Company: You may love this Sondheim musical, but get ready to love this revival even more. Directed by Marianne Elliott, this production originally debuted on the West End where it won an Olivier award for Best Musical Revival, but now it has transferred over to Broadway where I am certain it is due to win a Tony.
Company originally centers on a man named Bobby on his 35th birthday where he is surrounded by his coupled-up friends who are all pushing him to get married. What follows is a series of vignettes where he visits these various couples and witnesses their shenanigans, and we also follow his relationships with three different women, none of whom seem to be quite right for him. However, in this revival, we get a gender swap, where our lead is a 35-year old woman named Bobbie, played brilliantly by Katrina Lenk. And of course, we've got Patti LuPone reprising her role as Joanne, Bobbie's older, cynical, oft-divorced friend, who will belt the hell out of "Ladies Who Lunch" in the second act.
It's amazing what a little gender flip can do. In the original version, Bobby's relationship with an airhead flight attendant, April, can feel a bit played out, but now watching Bobbie struggling to make it work with the airhead flight attendant, Andy, made me chuckle. The engaged couple of Paul and Amy are now a same-sex couple of Paul and Jamie, and hearing "Getting Married Today" sung by a panicked groom instead of an anxious bride is so much fun. The staging of this show is also impeccable, with every piece of the set containing surprises (during "Getting Married Today" characters will pop out of the most unlikely places and you will be delighted). The costumes are vivd and memorable, with Lenk's red jumpsuit tying the whole show together, but then LuPone swanning out in her glasses and fur coat for "Ladies Who Lunch" is a showstopper. We also had technical difficulties during the second act that took about fifteen minutes to fix - in that time, some of the cast, including LuPone, came out to entertain the audience, with Patti declaring "theater is an accident waiting to happen." I swear to God, Broadway is the only place where a mistake can make things even more exciting than a perfect show.

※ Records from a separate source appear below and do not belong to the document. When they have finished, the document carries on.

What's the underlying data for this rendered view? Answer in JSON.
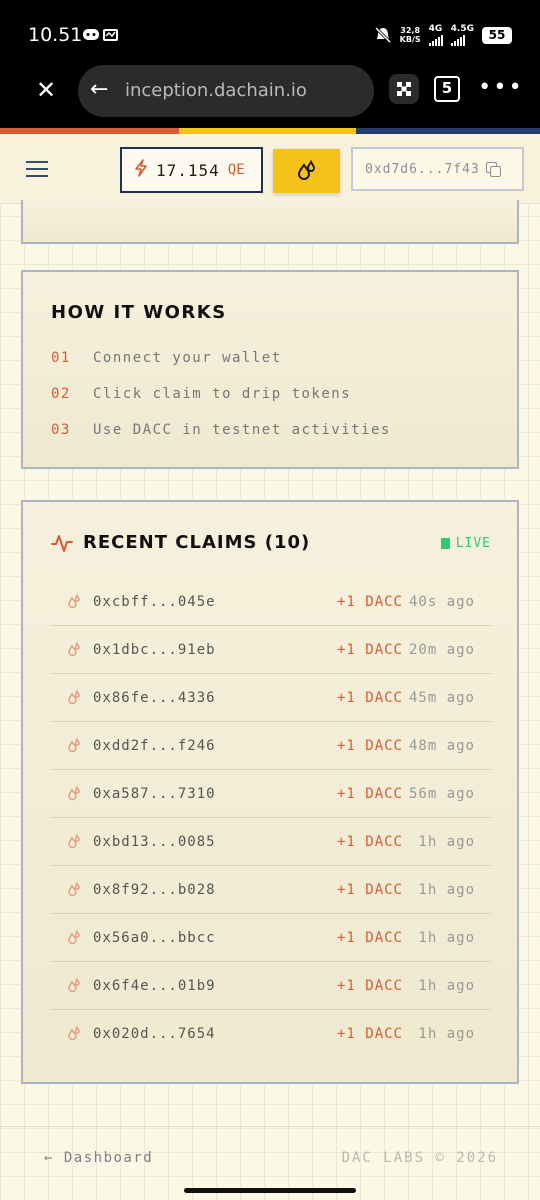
{
  "status_bar": {
    "time": "10.51",
    "speed_value": "32,8",
    "speed_unit": "KB/S",
    "net1": "4G",
    "net2": "4.5G",
    "battery": "55"
  },
  "browser": {
    "url": "inception.dachain.io",
    "tab_count": "5"
  },
  "header": {
    "balance_value": "17.154",
    "balance_unit": "QE",
    "wallet_address": "0xd7d6...7f43"
  },
  "how_it_works": {
    "title": "HOW IT WORKS",
    "steps": [
      {
        "num": "01",
        "text": "Connect your wallet"
      },
      {
        "num": "02",
        "text": "Click claim to drip tokens"
      },
      {
        "num": "03",
        "text": "Use DACC in testnet activities"
      }
    ]
  },
  "recent_claims": {
    "title": "RECENT CLAIMS (10)",
    "live_label": "LIVE",
    "rows": [
      {
        "address": "0xcbff...045e",
        "amount": "+1 DACC",
        "time": "40s ago"
      },
      {
        "address": "0x1dbc...91eb",
        "amount": "+1 DACC",
        "time": "20m ago"
      },
      {
        "address": "0x86fe...4336",
        "amount": "+1 DACC",
        "time": "45m ago"
      },
      {
        "address": "0xdd2f...f246",
        "amount": "+1 DACC",
        "time": "48m ago"
      },
      {
        "address": "0xa587...7310",
        "amount": "+1 DACC",
        "time": "56m ago"
      },
      {
        "address": "0xbd13...0085",
        "amount": "+1 DACC",
        "time": "1h ago"
      },
      {
        "address": "0x8f92...b028",
        "amount": "+1 DACC",
        "time": "1h ago"
      },
      {
        "address": "0x56a0...bbcc",
        "amount": "+1 DACC",
        "time": "1h ago"
      },
      {
        "address": "0x6f4e...01b9",
        "amount": "+1 DACC",
        "time": "1h ago"
      },
      {
        "address": "0x020d...7654",
        "amount": "+1 DACC",
        "time": "1h ago"
      }
    ]
  },
  "footer": {
    "back_link": "← Dashboard",
    "copyright": "DAC LABS © 2026"
  },
  "colors": {
    "accent_orange": "#d85b35",
    "accent_yellow": "#f5c21a",
    "navy": "#1f3050",
    "live_green": "#2ecc71"
  },
  "icons": {
    "close": "close-icon",
    "back": "arrow-left-icon",
    "menu": "hamburger-icon",
    "bolt": "lightning-icon",
    "drop": "drops-icon",
    "copy": "copy-icon",
    "activity": "activity-pulse-icon"
  }
}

Given Stephen Sondheim's recent passing, it feels even more poignant to watch this show and see how his work has been adapted and re-vitalized for the 21st century. The show's themes are of course as relevant as ever, but this fresh take on the casting is an exciting update and made these familiar and popular songs feel brand new again. So get some tickets (there's a daily lottery, or there are rush tickets at the box office to cater to every budget!) and treat yourself to the best that Broadway has to offer.
Six: I have been entering the Six lottery for months and finally got tickets to see it on Sunday. Originally put on at the Edinburgh Fringe Festival by a bunch of Cambridge University students (isn't this the origin story of all great British comedies?) the show then went on to the West End and has now arrived stateside. It's the story of the six wives of Henry VIII, as sung by those six queens in the style of iconic pop stars, and it is a raucous, feminist celebration.
The show kicks off with the familiar rhyme, "Divorced, beheaded, died, divorced, beheaded, survived." But there's nothing familiar after that, as we get six women claiming the stage with their microphones and iconic outfits and competing to be recognized as the most well-known of Henry's wives. They each get a solo performance to make their case - though you can expect most of them to be interrupted by Anne Boleyn who claims that if they didn't get beheaded, they can't possibly win this contest of who has the most tragic tale. Each woman has such a singular story of what particular nightmare she had to face as a wife of Henry VIII and then more generally as a woman in this particular time period. And of course, they are all only remembered because they were his wives, but no one knows anything about them beyond that.
This musical is a spectacularly entertaining history (*cough* herstory *cough*) lesson, and in a short 90 minutes, you will learn more than you probably did in watching four seasons of The Tudors. And you'll be dancing in your seat as you do so. The music and lyrics by Lucy Moss and Toby Marlow are hysterically toe-tapping and whether it's a soaring ballad by Jane Seymour or some German techno and rap delivered by Anna of Cleves, you are bound to find some song that you will get obsessed with for the next year. Six is such a clever, and inventive, and innovative idea for a musical, and it is also short, sweet, and so damn catchy. So head on over to the theater and get down with the Queens - you'll have a royally good time.